Last Sunday, close to a million people jammed the streets of Hong Kong to protest pending legislation that would permit the government of mainland China to extradite Hong Kong residents for whatever constitutes “crimes”—actual or ideological—in the eyes of Xi Jinping’s government. Yesterday, Carrie Lam, the CEO of Hong Kong’s Beijing-dominated government, said that she would continue to advance the extradition bill through the city’s also Beijing-dominated legislature, despite the fact that the overwhelming majority of Hong Kong residents don’t want their justice system made an appendage of China’s. (At one million, the crowd that assembled Sunday constituted one-seventh of Hong Kong’s total population.)
But Lam, though officially the CEO of Hong Kong, is actually a servant of Xi's neo-totalitarian regime.
Lam isn't the only powerful leader who serves a master distinct from the jurisdiction she's supposed to serve. The five Republican justices on the U.S. Supreme Court may well be poised to dispel forever any thoughts that their loyalty is to the United States.
Later this month, the justices will rule on two landmark cases. The first concerns whether the 2020 Census will be conducted as the Census always has, tallying every person who lives in the U.S., or whether it will include a new question asking respondents to say whether or not they're citizens, which is intended to reduce the number of immigrants, or households with immigrants in them, who answer. That, in turn, would reduce the recorded population of immigrant-heavy states like California—which is to say, reduce the number of seats Democrats will hold in the House of Representatives following the 2020 redistricting.
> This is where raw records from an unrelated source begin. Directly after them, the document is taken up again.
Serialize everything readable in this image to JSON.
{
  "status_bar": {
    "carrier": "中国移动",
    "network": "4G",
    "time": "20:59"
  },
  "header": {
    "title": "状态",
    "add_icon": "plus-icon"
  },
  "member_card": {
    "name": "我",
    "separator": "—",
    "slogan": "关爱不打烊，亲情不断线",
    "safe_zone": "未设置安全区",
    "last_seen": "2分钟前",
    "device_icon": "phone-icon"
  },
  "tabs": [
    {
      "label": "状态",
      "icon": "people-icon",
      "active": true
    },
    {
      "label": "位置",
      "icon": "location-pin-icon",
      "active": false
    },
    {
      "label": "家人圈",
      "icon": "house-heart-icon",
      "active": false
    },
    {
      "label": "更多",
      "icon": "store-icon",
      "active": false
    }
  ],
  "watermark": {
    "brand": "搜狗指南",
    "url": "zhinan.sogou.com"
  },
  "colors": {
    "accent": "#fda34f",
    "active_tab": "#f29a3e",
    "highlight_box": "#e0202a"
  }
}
The second case concerns the legality of gerrymandering by state legislatures, which in this age of computer-assisted demographic precision has enabled Republicans to so cluster various groups that they dominate state legislatures and congressional delegations even in states where Democrats outvote them statewide. (North Carolina and Pennsylvania are among the prime examples.) Gerrymandering at this level negates two fundamental premises of electoral democracy: majority rule, and the ability of electors to select their representatives (which in a gerrymandered state becomes the ability of representatives to select their electors).
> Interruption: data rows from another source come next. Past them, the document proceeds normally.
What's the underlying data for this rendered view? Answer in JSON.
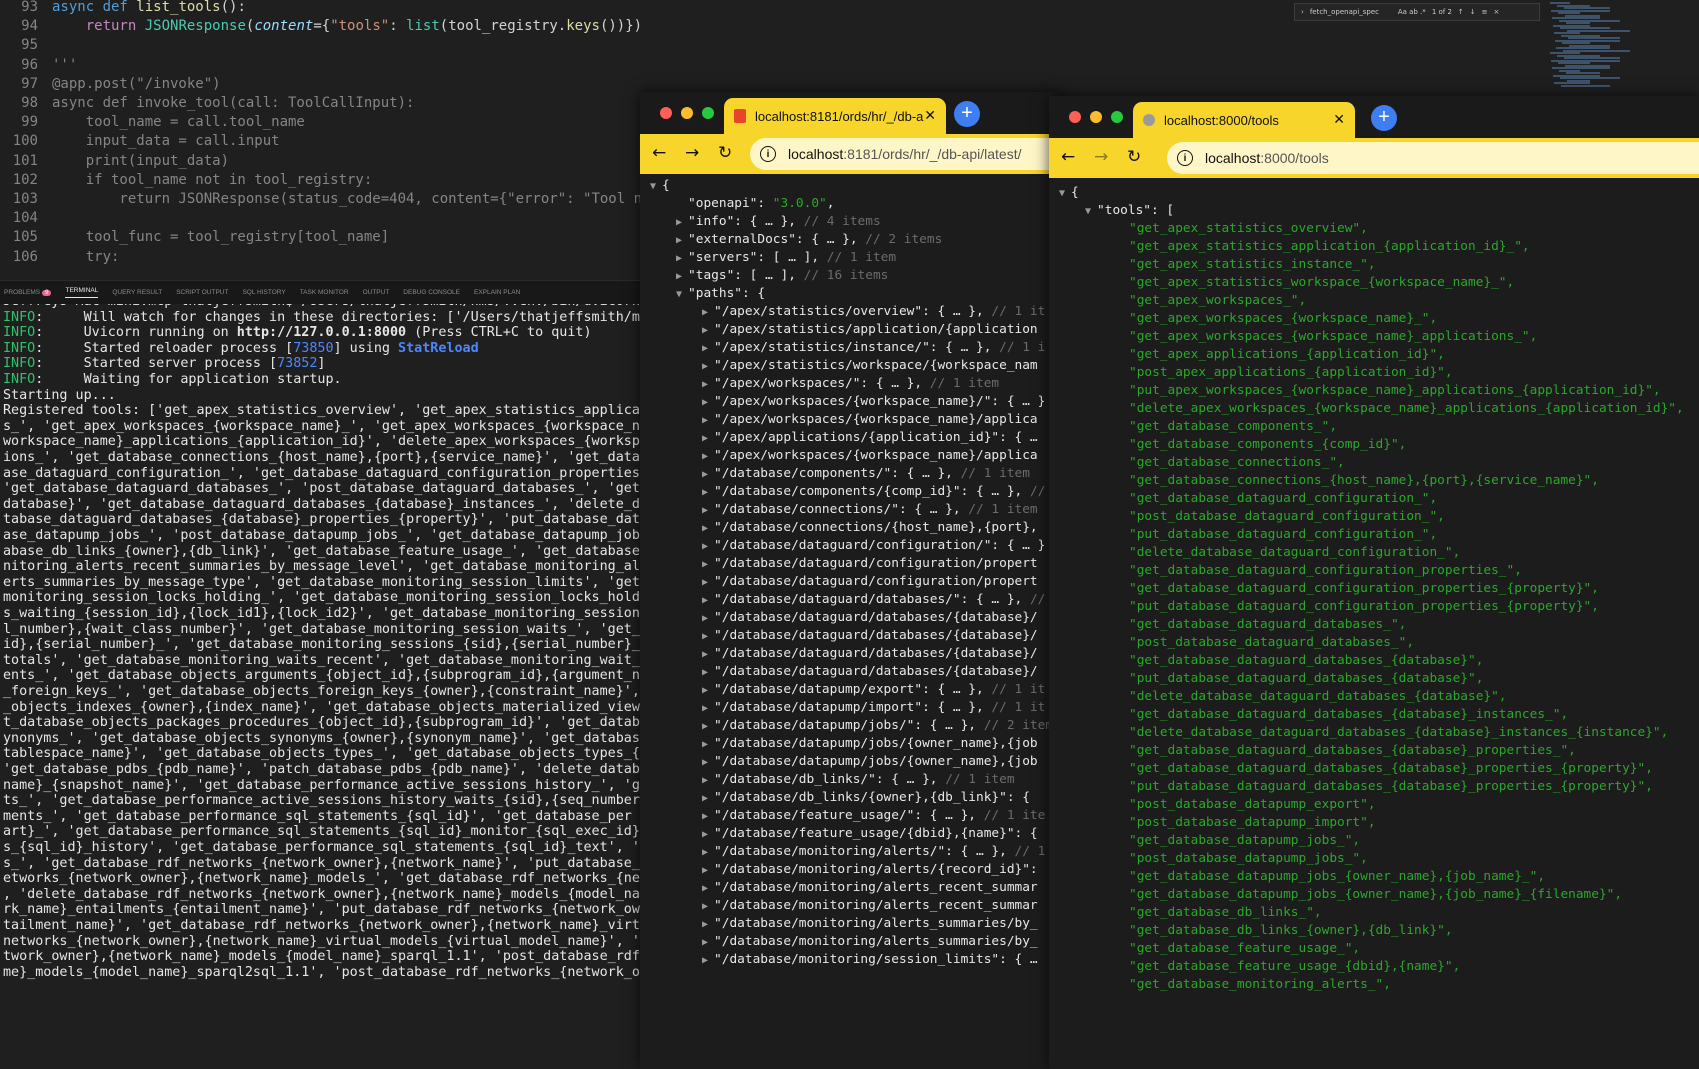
{
  "editor": {
    "lines": [
      {
        "n": "93",
        "html": "<span class=\"kw\">async def</span> <span class=\"fn\">list_tools</span>():"
      },
      {
        "n": "94",
        "html": "    <span class=\"kwc\">return</span> <span class=\"cls\">JSONResponse</span>(<span class=\"param\">content</span>={<span class=\"str\">\"tools\"</span>: <span class=\"cls\">list</span>(tool_registry.<span class=\"fn\">keys</span>())})"
      },
      {
        "n": "95",
        "html": ""
      },
      {
        "n": "96",
        "html": "<span class=\"dim\">'''</span>"
      },
      {
        "n": "97",
        "html": "<span class=\"dim\">@app.post(\"/invoke\")</span>"
      },
      {
        "n": "98",
        "html": "<span class=\"dim\">async def invoke_tool(call: ToolCallInput):</span>"
      },
      {
        "n": "99",
        "html": "<span class=\"dim\">    tool_name = call.tool_name</span>"
      },
      {
        "n": "100",
        "html": "<span class=\"dim\">    input_data = call.input</span>"
      },
      {
        "n": "101",
        "html": "<span class=\"dim\">    print(input_data)</span>"
      },
      {
        "n": "102",
        "html": "<span class=\"dim\">    if tool_name not in tool_registry:</span>"
      },
      {
        "n": "103",
        "html": "<span class=\"dim\">        return JSONResponse(status_code=404, content={\"error\": \"Tool n</span>"
      },
      {
        "n": "104",
        "html": ""
      },
      {
        "n": "105",
        "html": "<span class=\"dim\">    tool_func = tool_registry[tool_name]</span>"
      },
      {
        "n": "106",
        "html": "<span class=\"dim\">    try:</span>"
      }
    ],
    "find": {
      "query": "fetch_openapi_spec",
      "options": "Aa  ab  .*",
      "count": "1 of 2"
    }
  },
  "panel": {
    "tabs": [
      "PROBLEMS",
      "TERMINAL",
      "QUERY RESULT",
      "SCRIPT OUTPUT",
      "SQL HISTORY",
      "TASK MONITOR",
      "OUTPUT",
      "DEBUG CONSOLE",
      "EXPLAIN PLAN"
    ],
    "problems_count": "9",
    "active": "TERMINAL"
  },
  "terminal": {
    "lines": [
      "Jeffreys-Mac-mini:mcp thatjeffsmith$ /Users/thatjeffsmith/hms/.venv/bin/uvicorn",
      "<span class=\"green\">INFO</span>:     Will watch for changes in these directories: ['/Users/thatjeffsmith/m",
      "<span class=\"green\">INFO</span>:     Uvicorn running on <span class=\"bold\">http://127.0.0.1:8000</span> (Press CTRL+C to quit)",
      "<span class=\"green\">INFO</span>:     Started reloader process [<span class=\"blue\">73850</span>] using <span class=\"blue bold\">StatReload</span>",
      "<span class=\"green\">INFO</span>:     Started server process [<span class=\"blue\">73852</span>]",
      "<span class=\"green\">INFO</span>:     Waiting for application startup.",
      "Starting up...",
      "Registered tools: ['get_apex_statistics_overview', 'get_apex_statistics_applica",
      "s_', 'get_apex_workspaces_{workspace_name}_', 'get_apex_workspaces_{workspace_n",
      "workspace_name}_applications_{application_id}', 'delete_apex_workspaces_{worksp",
      "ions_', 'get_database_connections_{host_name},{port},{service_name}', 'get_data",
      "ase_dataguard_configuration_', 'get_database_dataguard_configuration_properties",
      "'get_database_dataguard_databases_', 'post_database_dataguard_databases_', 'get",
      "database}', 'get_database_dataguard_databases_{database}_instances_', 'delete_d",
      "tabase_dataguard_databases_{database}_properties_{property}', 'put_database_dat",
      "ase_datapump_jobs_', 'post_database_datapump_jobs_', 'get_database_datapump_job",
      "abase_db_links_{owner},{db_link}', 'get_database_feature_usage_', 'get_database",
      "nitoring_alerts_recent_summaries_by_message_level', 'get_database_monitoring_al",
      "erts_summaries_by_message_type', 'get_database_monitoring_session_limits', 'get",
      "monitoring_session_locks_holding_', 'get_database_monitoring_session_locks_hold",
      "s_waiting_{session_id},{lock_id1},{lock_id2}', 'get_database_monitoring_session",
      "l_number},{wait_class_number}', 'get_database_monitoring_session_waits_', 'get_",
      "id},{serial_number}_', 'get_database_monitoring_sessions_{sid},{serial_number}_",
      "totals', 'get_database_monitoring_waits_recent', 'get_database_monitoring_wait_",
      "ents_', 'get_database_objects_arguments_{object_id},{subprogram_id},{argument_n",
      "_foreign_keys_', 'get_database_objects_foreign_keys_{owner},{constraint_name}',",
      "_objects_indexes_{owner},{index_name}', 'get_database_objects_materialized_view",
      "t_database_objects_packages_procedures_{object_id},{subprogram_id}', 'get_datab",
      "ynonyms_', 'get_database_objects_synonyms_{owner},{synonym_name}', 'get_databas",
      "tablespace_name}', 'get_database_objects_types_', 'get_database_objects_types_{",
      "'get_database_pdbs_{pdb_name}', 'patch_database_pdbs_{pdb_name}', 'delete_datab",
      "name}_{snapshot_name}', 'get_database_performance_active_sessions_history_', 'g",
      "ts_', 'get_database_performance_active_sessions_history_waits_{sid},{seq_number",
      "ments_', 'get_database_performance_sql_statements_{sql_id}', 'get_database_per",
      "art}_', 'get_database_performance_sql_statements_{sql_id}_monitor_{sql_exec_id}",
      "s_{sql_id}_history', 'get_database_performance_sql_statements_{sql_id}_text', '",
      "s_', 'get_database_rdf_networks_{network_owner},{network_name}', 'put_database_",
      "etworks_{network_owner},{network_name}_models_', 'get_database_rdf_networks_{ne",
      ", 'delete_database_rdf_networks_{network_owner},{network_name}_models_{model_na",
      "rk_name}_entailments_{entailment_name}', 'put_database_rdf_networks_{network_ow",
      "tailment_name}', 'get_database_rdf_networks_{network_owner},{network_name}_virt",
      "networks_{network_owner},{network_name}_virtual_models_{virtual_model_name}', '",
      "twork_owner},{network_name}_models_{model_name}_sparql_1.1', 'post_database_rdf",
      "me}_models_{model_name}_sparql2sql_1.1', 'post_database_rdf_networks_{network_o"
    ]
  },
  "browser1": {
    "tab_title": "localhost:8181/ords/hr/_/db-a",
    "url_host": "localhost",
    "url_rest": ":8181/ords/hr/_/db-api/latest/",
    "json_lines": [
      {
        "t": "▼",
        "i": 0,
        "html": "{"
      },
      {
        "t": "",
        "i": 1,
        "html": "\"openapi\": <span class=\"js\">\"3.0.0\"</span>,"
      },
      {
        "t": "▶",
        "i": 1,
        "html": "\"info\": { … }, <span class=\"jc\">// 4 items</span>"
      },
      {
        "t": "▶",
        "i": 1,
        "html": "\"externalDocs\": { … }, <span class=\"jc\">// 2 items</span>"
      },
      {
        "t": "▶",
        "i": 1,
        "html": "\"servers\": [ … ], <span class=\"jc\">// 1 item</span>"
      },
      {
        "t": "▶",
        "i": 1,
        "html": "\"tags\": [ … ], <span class=\"jc\">// 16 items</span>"
      },
      {
        "t": "▼",
        "i": 1,
        "html": "\"paths\": {"
      },
      {
        "t": "▶",
        "i": 2,
        "html": "\"/apex/statistics/overview\": { … }, <span class=\"jc\">// 1 it</span>"
      },
      {
        "t": "▶",
        "i": 2,
        "html": "\"/apex/statistics/application/{application"
      },
      {
        "t": "▶",
        "i": 2,
        "html": "\"/apex/statistics/instance/\": { … }, <span class=\"jc\">// 1 i</span>"
      },
      {
        "t": "▶",
        "i": 2,
        "html": "\"/apex/statistics/workspace/{workspace_nam"
      },
      {
        "t": "▶",
        "i": 2,
        "html": "\"/apex/workspaces/\": { … }, <span class=\"jc\">// 1 item</span>"
      },
      {
        "t": "▶",
        "i": 2,
        "html": "\"/apex/workspaces/{workspace_name}/\": { … }"
      },
      {
        "t": "▶",
        "i": 2,
        "html": "\"/apex/workspaces/{workspace_name}/applica"
      },
      {
        "t": "▶",
        "i": 2,
        "html": "\"/apex/applications/{application_id}\": { …"
      },
      {
        "t": "▶",
        "i": 2,
        "html": "\"/apex/workspaces/{workspace_name}/applica"
      },
      {
        "t": "▶",
        "i": 2,
        "html": "\"/database/components/\": { … }, <span class=\"jc\">// 1 item</span>"
      },
      {
        "t": "▶",
        "i": 2,
        "html": "\"/database/components/{comp_id}\": { … }, <span class=\"jc\">//</span>"
      },
      {
        "t": "▶",
        "i": 2,
        "html": "\"/database/connections/\": { … }, <span class=\"jc\">// 1 item</span>"
      },
      {
        "t": "▶",
        "i": 2,
        "html": "\"/database/connections/{host_name},{port},"
      },
      {
        "t": "▶",
        "i": 2,
        "html": "\"/database/dataguard/configuration/\": { … }"
      },
      {
        "t": "▶",
        "i": 2,
        "html": "\"/database/dataguard/configuration/propert"
      },
      {
        "t": "▶",
        "i": 2,
        "html": "\"/database/dataguard/configuration/propert"
      },
      {
        "t": "▶",
        "i": 2,
        "html": "\"/database/dataguard/databases/\": { … }, <span class=\"jc\">//</span>"
      },
      {
        "t": "▶",
        "i": 2,
        "html": "\"/database/dataguard/databases/{database}/"
      },
      {
        "t": "▶",
        "i": 2,
        "html": "\"/database/dataguard/databases/{database}/"
      },
      {
        "t": "▶",
        "i": 2,
        "html": "\"/database/dataguard/databases/{database}/"
      },
      {
        "t": "▶",
        "i": 2,
        "html": "\"/database/dataguard/databases/{database}/"
      },
      {
        "t": "▶",
        "i": 2,
        "html": "\"/database/datapump/export\": { … }, <span class=\"jc\">// 1 it</span>"
      },
      {
        "t": "▶",
        "i": 2,
        "html": "\"/database/datapump/import\": { … }, <span class=\"jc\">// 1 it</span>"
      },
      {
        "t": "▶",
        "i": 2,
        "html": "\"/database/datapump/jobs/\": { … }, <span class=\"jc\">// 2 item</span>"
      },
      {
        "t": "▶",
        "i": 2,
        "html": "\"/database/datapump/jobs/{owner_name},{job"
      },
      {
        "t": "▶",
        "i": 2,
        "html": "\"/database/datapump/jobs/{owner_name},{job"
      },
      {
        "t": "▶",
        "i": 2,
        "html": "\"/database/db_links/\": { … }, <span class=\"jc\">// 1 item</span>"
      },
      {
        "t": "▶",
        "i": 2,
        "html": "\"/database/db_links/{owner},{db_link}\": {"
      },
      {
        "t": "▶",
        "i": 2,
        "html": "\"/database/feature_usage/\": { … }, <span class=\"jc\">// 1 ite</span>"
      },
      {
        "t": "▶",
        "i": 2,
        "html": "\"/database/feature_usage/{dbid},{name}\": {"
      },
      {
        "t": "▶",
        "i": 2,
        "html": "\"/database/monitoring/alerts/\": { … }, <span class=\"jc\">// 1</span>"
      },
      {
        "t": "▶",
        "i": 2,
        "html": "\"/database/monitoring/alerts/{record_id}\":"
      },
      {
        "t": "▶",
        "i": 2,
        "html": "\"/database/monitoring/alerts_recent_summar"
      },
      {
        "t": "▶",
        "i": 2,
        "html": "\"/database/monitoring/alerts_recent_summar"
      },
      {
        "t": "▶",
        "i": 2,
        "html": "\"/database/monitoring/alerts_summaries/by_"
      },
      {
        "t": "▶",
        "i": 2,
        "html": "\"/database/monitoring/alerts_summaries/by_"
      },
      {
        "t": "▶",
        "i": 2,
        "html": "\"/database/monitoring/session_limits\": { …"
      }
    ]
  },
  "browser2": {
    "tab_title": "localhost:8000/tools",
    "url_host": "localhost",
    "url_rest": ":8000/tools",
    "root_open": "{",
    "tools_key": "\"tools\": [",
    "tools": [
      "get_apex_statistics_overview",
      "get_apex_statistics_application_{application_id}_",
      "get_apex_statistics_instance_",
      "get_apex_statistics_workspace_{workspace_name}_",
      "get_apex_workspaces_",
      "get_apex_workspaces_{workspace_name}_",
      "get_apex_workspaces_{workspace_name}_applications_",
      "get_apex_applications_{application_id}",
      "post_apex_applications_{application_id}",
      "put_apex_workspaces_{workspace_name}_applications_{application_id}",
      "delete_apex_workspaces_{workspace_name}_applications_{application_id}",
      "get_database_components_",
      "get_database_components_{comp_id}",
      "get_database_connections_",
      "get_database_connections_{host_name},{port},{service_name}",
      "get_database_dataguard_configuration_",
      "post_database_dataguard_configuration_",
      "put_database_dataguard_configuration_",
      "delete_database_dataguard_configuration_",
      "get_database_dataguard_configuration_properties_",
      "get_database_dataguard_configuration_properties_{property}",
      "put_database_dataguard_configuration_properties_{property}",
      "get_database_dataguard_databases_",
      "post_database_dataguard_databases_",
      "get_database_dataguard_databases_{database}",
      "put_database_dataguard_databases_{database}",
      "delete_database_dataguard_databases_{database}",
      "get_database_dataguard_databases_{database}_instances_",
      "delete_database_dataguard_databases_{database}_instances_{instance}",
      "get_database_dataguard_databases_{database}_properties_",
      "get_database_dataguard_databases_{database}_properties_{property}",
      "put_database_dataguard_databases_{database}_properties_{property}",
      "post_database_datapump_export",
      "post_database_datapump_import",
      "get_database_datapump_jobs_",
      "post_database_datapump_jobs_",
      "get_database_datapump_jobs_{owner_name},{job_name}_",
      "get_database_datapump_jobs_{owner_name},{job_name}_{filename}",
      "get_database_db_links_",
      "get_database_db_links_{owner},{db_link}",
      "get_database_feature_usage_",
      "get_database_feature_usage_{dbid},{name}",
      "get_database_monitoring_alerts_"
    ]
  }
}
In short, the Gang of Five—Roberts, Thomas, Alito, Gorsuch, and Kavanaugh—could misshape the electorate and thwart majority rule to the long-term advantage of a group to which they've pledge their true loyalty: the Republican Party. If they deliver such rulings—and recent remarks by Justice Ruth Bader Ginsburg suggest that they may well—they will have continued a long line of major decisions intended to cement Republican rule in place, even if a clear majority of the nation favors the Democrats. These prior decisions include those in Janus (designed to weaken public employee unions, which often have the most extensive voter mobilization campaigns during election time), Shelby (which decimated the Voting Rights Act and thereby loosed a wave of Republican voter suppression), Citizens United (enhancing the role of big corporate money in elections), and the granddaddy of them all, Bush v. Gore—no explanation required. Each of these rulings gave a clear partisan advantage to the Republicans, and two more such decisions may be right around the bend.
So just as Carrie Lam actually represents mainland China rather than the entity she nominally serves as CEO, so the chief justice and four associate justices of the United States may actually have taken their real and binding oaths to the Republican Party. We'll see soon enough.